Training camps start in late July and I’m not on a team. But I have no other plan. I will train and I will wait. Someone will call. Meanwhile, the therapy sessions with Derek are unearthing more misgivings that I have with the NFL. I rail against what I now see as years of mishandled injuries, against the emptiness of fornicating with the jersey chasers, against my own inability to turn from the game, against my monetary motivations for still wanting to play it, against the media’s petty ownership of the players, and against the entire bastardized commercialization of what to me is the most beautiful game on earth. And here is the crux of it: I still believe in the beauty of the game. This above all else is true. But to be a fly on the wall, or to be Derek, is to be struck in the face with how delusional a man scorned by his lover can be. Here I am telling him all the reasons why I hate her, in between sets of an exercise specifically designed to lead me back into her arms. I am sick.

T
hen, in early August, my phone rings. It’s the Philadelphia Eagles. They want to fly me in for a workout. Later that day I am at the San Diego airport on my way to Bethlehem, Pennsylvania, where their training camp is being held. I am picked up at the airport by an Eagles employee, a college kid with an internship. I hop into his college kid car, scattered with papers and trash. He pulls the pile of stuff from the passenger seat and tosses it onto the pile of stuff in the backseat. I kick some water bottles aside to make room for my feet and we drive through the city toward my hotel. There is a music festival in Bethlehem that forces a long detour, which gives us plenty of time to think of stuff to talk about. Girls. Yes, girls. We both like girls.
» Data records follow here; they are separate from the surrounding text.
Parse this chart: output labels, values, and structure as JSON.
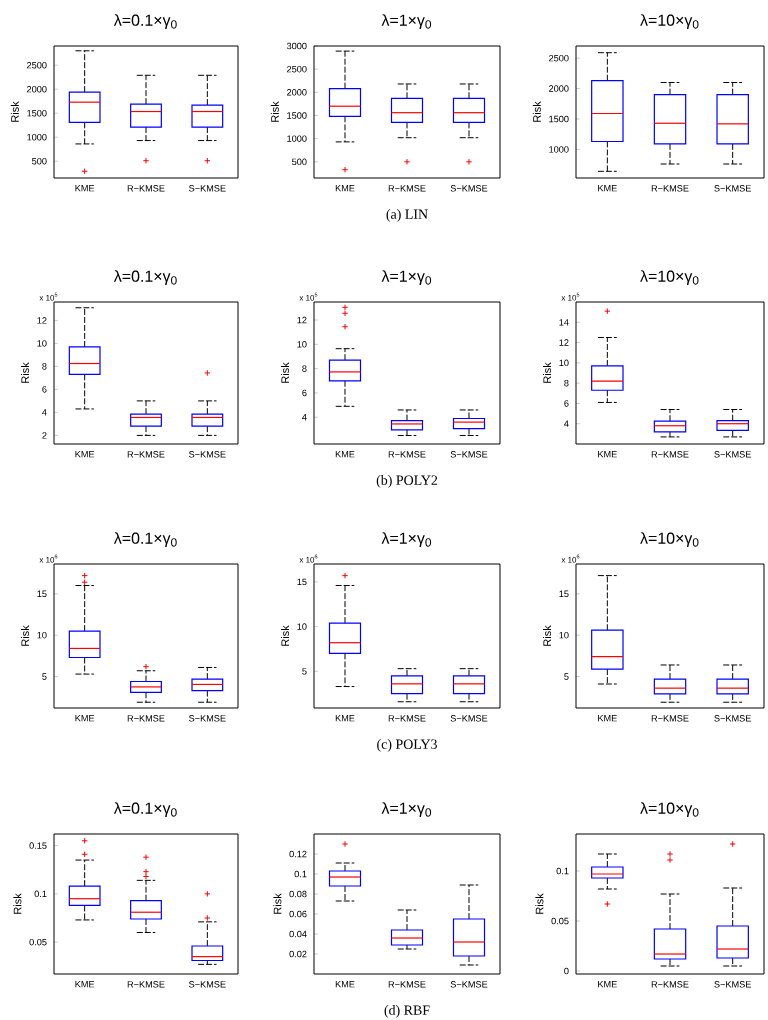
{
  "chart_data": [
    {
      "type": "box",
      "title": "λ=0.1×γ$_{0}$",
      "ylabel": "Risk",
      "categories": [
        "KME",
        "R−KMSE",
        "S−KMSE"
      ],
      "marker": "cross",
      "ylim": [
        150,
        2900
      ],
      "yticks": [
        500,
        1000,
        1500,
        2000,
        2500
      ],
      "series": [
        {
          "color": "#0000ff",
          "boxes": [
            {
              "low": 860,
              "q1": 1310,
              "median": 1730,
              "q3": 1940,
              "high": 2800,
              "outliers": [
                290
              ]
            },
            {
              "low": 930,
              "q1": 1210,
              "median": 1535,
              "q3": 1690,
              "high": 2290,
              "outliers": [
                510
              ]
            },
            {
              "low": 930,
              "q1": 1210,
              "median": 1535,
              "q3": 1670,
              "high": 2290,
              "outliers": [
                510
              ]
            }
          ]
        }
      ]
    },
    {
      "type": "box",
      "title": "λ=1×γ$_{0}$",
      "ylabel": "Risk",
      "categories": [
        "KME",
        "R−KMSE",
        "S−KMSE"
      ],
      "marker": "cross",
      "ylim": [
        150,
        3000
      ],
      "yticks": [
        500,
        1000,
        1500,
        2000,
        2500,
        3000
      ],
      "annotations": [
        "(a) LIN"
      ],
      "series": [
        {
          "color": "#0000ff",
          "boxes": [
            {
              "low": 930,
              "q1": 1480,
              "median": 1700,
              "q3": 2080,
              "high": 2890,
              "outliers": [
                330
              ]
            },
            {
              "low": 1020,
              "q1": 1350,
              "median": 1560,
              "q3": 1870,
              "high": 2180,
              "outliers": [
                500
              ]
            },
            {
              "low": 1020,
              "q1": 1350,
              "median": 1560,
              "q3": 1870,
              "high": 2180,
              "outliers": [
                500
              ]
            }
          ]
        }
      ]
    },
    {
      "type": "box",
      "title": "λ=10×γ$_{0}$",
      "ylabel": "Risk",
      "categories": [
        "KME",
        "R−KMSE",
        "S−KMSE"
      ],
      "marker": "cross",
      "ylim": [
        530,
        2700
      ],
      "yticks": [
        1000,
        1500,
        2000,
        2500
      ],
      "series": [
        {
          "color": "#0000ff",
          "boxes": [
            {
              "low": 640,
              "q1": 1130,
              "median": 1590,
              "q3": 2130,
              "high": 2590
            },
            {
              "low": 760,
              "q1": 1090,
              "median": 1430,
              "q3": 1900,
              "high": 2100
            },
            {
              "low": 760,
              "q1": 1090,
              "median": 1420,
              "q3": 1900,
              "high": 2100
            }
          ]
        }
      ]
    },
    {
      "type": "box",
      "title": "λ=0.1×γ$_{0}$",
      "ylabel": "Risk",
      "categories": [
        "KME",
        "R−KMSE",
        "S−KMSE"
      ],
      "marker": "cross",
      "ylim": [
        1.25,
        13.6
      ],
      "annotations": [
        "x 10$^{5}$"
      ],
      "yticks": [
        2,
        4,
        6,
        8,
        10,
        12
      ],
      "series": [
        {
          "color": "#0000ff",
          "boxes": [
            {
              "low": 4.3,
              "q1": 7.3,
              "median": 8.25,
              "q3": 9.7,
              "high": 13.1
            },
            {
              "low": 2.0,
              "q1": 2.8,
              "median": 3.56,
              "q3": 3.85,
              "high": 5.0
            },
            {
              "low": 2.0,
              "q1": 2.8,
              "median": 3.56,
              "q3": 3.85,
              "high": 5.0,
              "outliers": [
                7.43
              ]
            }
          ]
        }
      ]
    },
    {
      "type": "box",
      "title": "λ=1×γ$_{0}$",
      "ylabel": "Risk",
      "categories": [
        "KME",
        "R−KMSE",
        "S−KMSE"
      ],
      "marker": "cross",
      "ylim": [
        1.8,
        13.48
      ],
      "annotations": [
        "x 10$^{5}$",
        "(b) POLY2"
      ],
      "yticks": [
        4,
        6,
        8,
        10,
        12
      ],
      "series": [
        {
          "color": "#0000ff",
          "boxes": [
            {
              "low": 4.9,
              "q1": 7.0,
              "median": 7.73,
              "q3": 8.7,
              "high": 9.64,
              "outliers": [
                13.04,
                12.55,
                11.45
              ]
            },
            {
              "low": 2.5,
              "q1": 2.96,
              "median": 3.45,
              "q3": 3.73,
              "high": 4.6
            },
            {
              "low": 2.5,
              "q1": 3.07,
              "median": 3.6,
              "q3": 3.9,
              "high": 4.6
            }
          ]
        }
      ]
    },
    {
      "type": "box",
      "title": "λ=10×γ$_{0}$",
      "ylabel": "Risk",
      "categories": [
        "KME",
        "R−KMSE",
        "S−KMSE"
      ],
      "marker": "cross",
      "ylim": [
        2,
        16
      ],
      "annotations": [
        "x 10$^{5}$"
      ],
      "yticks": [
        4,
        6,
        8,
        10,
        12,
        14
      ],
      "series": [
        {
          "color": "#0000ff",
          "boxes": [
            {
              "low": 6.1,
              "q1": 7.3,
              "median": 8.2,
              "q3": 9.7,
              "high": 12.5,
              "outliers": [
                15.1
              ]
            },
            {
              "low": 2.7,
              "q1": 3.2,
              "median": 3.8,
              "q3": 4.25,
              "high": 5.4
            },
            {
              "low": 2.7,
              "q1": 3.35,
              "median": 4.0,
              "q3": 4.3,
              "high": 5.4
            }
          ]
        }
      ]
    },
    {
      "type": "box",
      "title": "λ=0.1×γ$_{0}$",
      "ylabel": "Risk",
      "categories": [
        "KME",
        "R−KMSE",
        "S−KMSE"
      ],
      "marker": "cross",
      "ylim": [
        1.2,
        18.6
      ],
      "annotations": [
        "x 10$^{6}$"
      ],
      "yticks": [
        5,
        10,
        15
      ],
      "series": [
        {
          "color": "#0000ff",
          "boxes": [
            {
              "low": 5.3,
              "q1": 7.3,
              "median": 8.4,
              "q3": 10.5,
              "high": 16.0,
              "outliers": [
                17.2,
                16.4
              ]
            },
            {
              "low": 1.9,
              "q1": 3.1,
              "median": 3.75,
              "q3": 4.4,
              "high": 5.7,
              "outliers": [
                6.2
              ]
            },
            {
              "low": 1.9,
              "q1": 3.3,
              "median": 4.05,
              "q3": 4.7,
              "high": 6.1
            }
          ]
        }
      ]
    },
    {
      "type": "box",
      "title": "λ=1×γ$_{0}$",
      "ylabel": "Risk",
      "categories": [
        "KME",
        "R−KMSE",
        "S−KMSE"
      ],
      "marker": "cross",
      "ylim": [
        0.9,
        17
      ],
      "annotations": [
        "x 10$^{6}$",
        "(c) POLY3"
      ],
      "yticks": [
        5,
        10,
        15
      ],
      "series": [
        {
          "color": "#0000ff",
          "boxes": [
            {
              "low": 3.3,
              "q1": 7.0,
              "median": 8.2,
              "q3": 10.4,
              "high": 14.6,
              "outliers": [
                15.7
              ]
            },
            {
              "low": 1.6,
              "q1": 2.5,
              "median": 3.6,
              "q3": 4.5,
              "high": 5.3
            },
            {
              "low": 1.6,
              "q1": 2.5,
              "median": 3.6,
              "q3": 4.5,
              "high": 5.3
            }
          ]
        }
      ]
    },
    {
      "type": "box",
      "title": "λ=10×γ$_{0}$",
      "ylabel": "Risk",
      "categories": [
        "KME",
        "R−KMSE",
        "S−KMSE"
      ],
      "marker": "cross",
      "ylim": [
        1.2,
        18.6
      ],
      "annotations": [
        "x 10$^{6}$"
      ],
      "yticks": [
        5,
        10,
        15
      ],
      "series": [
        {
          "color": "#0000ff",
          "boxes": [
            {
              "low": 4.1,
              "q1": 5.9,
              "median": 7.4,
              "q3": 10.6,
              "high": 17.2
            },
            {
              "low": 1.9,
              "q1": 2.9,
              "median": 3.6,
              "q3": 4.7,
              "high": 6.4
            },
            {
              "low": 1.9,
              "q1": 2.9,
              "median": 3.6,
              "q3": 4.7,
              "high": 6.4
            }
          ]
        }
      ]
    },
    {
      "type": "box",
      "title": "λ=0.1×γ$_{0}$",
      "ylabel": "Risk",
      "categories": [
        "KME",
        "R−KMSE",
        "S−KMSE"
      ],
      "marker": "cross",
      "ylim": [
        0.017,
        0.162
      ],
      "yticks": [
        0.05,
        0.1,
        0.15
      ],
      "series": [
        {
          "color": "#0000ff",
          "boxes": [
            {
              "low": 0.073,
              "q1": 0.088,
              "median": 0.095,
              "q3": 0.108,
              "high": 0.135,
              "outliers": [
                0.155,
                0.141
              ]
            },
            {
              "low": 0.06,
              "q1": 0.074,
              "median": 0.081,
              "q3": 0.093,
              "high": 0.114,
              "outliers": [
                0.138,
                0.123,
                0.118
              ]
            },
            {
              "low": 0.027,
              "q1": 0.031,
              "median": 0.035,
              "q3": 0.046,
              "high": 0.071,
              "outliers": [
                0.1,
                0.075
              ]
            }
          ]
        }
      ]
    },
    {
      "type": "box",
      "title": "λ=1×γ$_{0}$",
      "ylabel": "Risk",
      "categories": [
        "KME",
        "R−KMSE",
        "S−KMSE"
      ],
      "marker": "cross",
      "ylim": [
        0,
        0.14
      ],
      "yticks": [
        0.02,
        0.04,
        0.06,
        0.08,
        0.1,
        0.12
      ],
      "annotations": [
        "(d) RBF"
      ],
      "series": [
        {
          "color": "#0000ff",
          "boxes": [
            {
              "low": 0.073,
              "q1": 0.088,
              "median": 0.097,
              "q3": 0.103,
              "high": 0.111,
              "outliers": [
                0.13
              ]
            },
            {
              "low": 0.025,
              "q1": 0.029,
              "median": 0.036,
              "q3": 0.044,
              "high": 0.064
            },
            {
              "low": 0.009,
              "q1": 0.018,
              "median": 0.032,
              "q3": 0.055,
              "high": 0.089
            }
          ]
        }
      ]
    },
    {
      "type": "box",
      "title": "λ=10×γ$_{0}$",
      "ylabel": "Risk",
      "categories": [
        "KME",
        "R−KMSE",
        "S−KMSE"
      ],
      "marker": "cross",
      "ylim": [
        -0.003,
        0.137
      ],
      "yticks": [
        0,
        0.05,
        0.1
      ],
      "series": [
        {
          "color": "#0000ff",
          "boxes": [
            {
              "low": 0.082,
              "q1": 0.093,
              "median": 0.097,
              "q3": 0.104,
              "high": 0.117,
              "outliers": [
                0.067
              ]
            },
            {
              "low": 0.005,
              "q1": 0.012,
              "median": 0.017,
              "q3": 0.042,
              "high": 0.077,
              "outliers": [
                0.117,
                0.111
              ]
            },
            {
              "low": 0.005,
              "q1": 0.013,
              "median": 0.022,
              "q3": 0.045,
              "high": 0.083,
              "outliers": [
                0.127
              ]
            }
          ]
        }
      ]
    }
  ]
}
The next morning I eat a light breakfast and go to the lobby at the scheduled pickup time. Also milling around the lobby are two other dudes just like me. This is how it will be. A team needs a player, so they fly in several of the same position and work them out, and they take the best one. There are three of us for this workout, and while we get ready in the locker room, we make small talk.

—This is pretty weird, huh?

—Shit, this is my third workout in the last week.

—It’s my second.

—Damn. This is my first.

—But you played before, right?

I was obviously the elder statesman.

—Yeah, for the Broncos.

—Dass whassup.

—You guys?

—Naw, I just got cut last week.

—Naw, me neither. I was in minicamp in Cleveland. They cut me the day before training camp started.

—What? That’s dirty.

—Who you tellin’? I seen it comin’, too. They was treatin’ me like a damn stranger.

—Damn. . . . You’re both rookies?

—Yup.

—Yeah.

Eventually we make our way onto an adjacent practice field, where the Eagles are finishing up morning practice. After we warm up, a scout calls us over and runs through what the workout will consist of: a few blocking drills, some receiving drills, then we’ll run routes and catch balls. The workout goes as smoothly as possible. My adrenaline is racing and I feel good. I run crisp routes and I catch every ball that’s thrown to me. But instead of having an actual quarterback throw us passes, they found a quality control coach who convinced someone that he had a good arm. He didn’t. He was accurate but he had a noodle arm. There was no velocity behind his passes so there was no opportunity to show off my ball skills. Every ball floated down into my hands like a feather. It was the same with the other two guys. We all looked good. But I am certain I’ll be signed on the spot. They are both rookies and I am a six-year veteran. Compared to them, I have no learning curve, and I can come in right away and contribute on special teams.